Frankreich und Italien – eine Hassliebe
Mit dem Triumph bei der Fußball-EM hat Italien dem ganzen Kontinent gezeigt, wozu es in der Lage ist. Ganz besonders süß schmeckte, dass die Franzosen bereits im Achtelfinale ausschieden. Schon beim WM-Finale vor drei Jahren fieberten die Italiener mit den Kroaten mit. Und warum? Franzosen und Italiener werden oft als Cousins bezeichnet, haben eigentlich eine besondere Nähe zueinander. Das Verhältnis zwischen den beiden Staaten ist aber schwierig, denn die Italiener habe immer das Gefühl, dass der westliche Nachbar auf sie herunterschaut. Frankreich betrachte sich als etwas Besseres, politisch, kulturell und wirtschaftlich überlegen. Mit Missfallen sehen es viele Italiener, dass französische Unternehmen seit Jahren italienische Banken, Luxusgüter- oder Lebensmittelkonzerne aufkaufen, zuletzt die Borsa Italiana oder Fiat Chrysler.
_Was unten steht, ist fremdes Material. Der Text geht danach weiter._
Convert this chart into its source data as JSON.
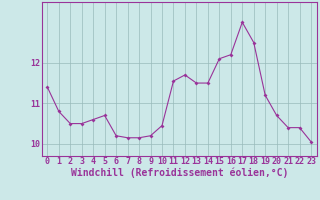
{
  "x": [
    0,
    1,
    2,
    3,
    4,
    5,
    6,
    7,
    8,
    9,
    10,
    11,
    12,
    13,
    14,
    15,
    16,
    17,
    18,
    19,
    20,
    21,
    22,
    23
  ],
  "y": [
    11.4,
    10.8,
    10.5,
    10.5,
    10.6,
    10.7,
    10.2,
    10.15,
    10.15,
    10.2,
    10.45,
    11.55,
    11.7,
    11.5,
    11.5,
    12.1,
    12.2,
    13.0,
    12.5,
    11.2,
    10.7,
    10.4,
    10.4,
    10.05
  ],
  "line_color": "#993399",
  "marker_color": "#993399",
  "bg_color": "#cce8e8",
  "grid_color": "#99bbbb",
  "xlabel": "Windchill (Refroidissement éolien,°C)",
  "ylim": [
    9.7,
    13.5
  ],
  "xlim": [
    -0.5,
    23.5
  ],
  "yticks": [
    10,
    11,
    12
  ],
  "xticks": [
    0,
    1,
    2,
    3,
    4,
    5,
    6,
    7,
    8,
    9,
    10,
    11,
    12,
    13,
    14,
    15,
    16,
    17,
    18,
    19,
    20,
    21,
    22,
    23
  ],
  "tick_fontsize": 6,
  "xlabel_fontsize": 7
}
Der neue Autokonzern Stellantis wird aus Paris gesteuert. Umgekehrt werden Italiener in Frankreich häufig ausgebremst, wie etwa der Werftenkonzern Fincantieri.
Die Wurzeln reichen weit zurück: Schon Dante verabscheute das französische Königshaus. Seit jeher versuchte Frankreich, sich Teile Italiens einzuverleiben. Napoleon I. „verriet“ aus italienischer Sicht das Bel Paese und schlug Venedig den Österreichern zu. Außerdem plünderte er die Kunstschätze des Landes und verfrachtete große Teile davon in den Louvre. Dabei sprach der Korse, dessen Heimatinsel über Jahrhunderte genuesisch war, Französisch mit italienischem Akzent.
Andererseits übte die Französische Revolution Faszination auf Italien aus und förderte die Bildung eines Einheitsstaates. Zwar half Kaiser Napoleon III. den Italienern dabei gegen die Österreicher, verlangte dafür jedoch einen hohen Preis und verleibte Frankreich Savoyen und Nizza ein. In jüngeren Jahren kam es zu einer Krise, weil die Populistenregierung aus den 5 Sternen und Matteo Salvinis Lega Paris Kolonialismus in Afrika vorwarf und der damalige 5-Sterne-Chef Luigi Di Maio sich demonstrativ in Paris mit den Gelbwesten traf.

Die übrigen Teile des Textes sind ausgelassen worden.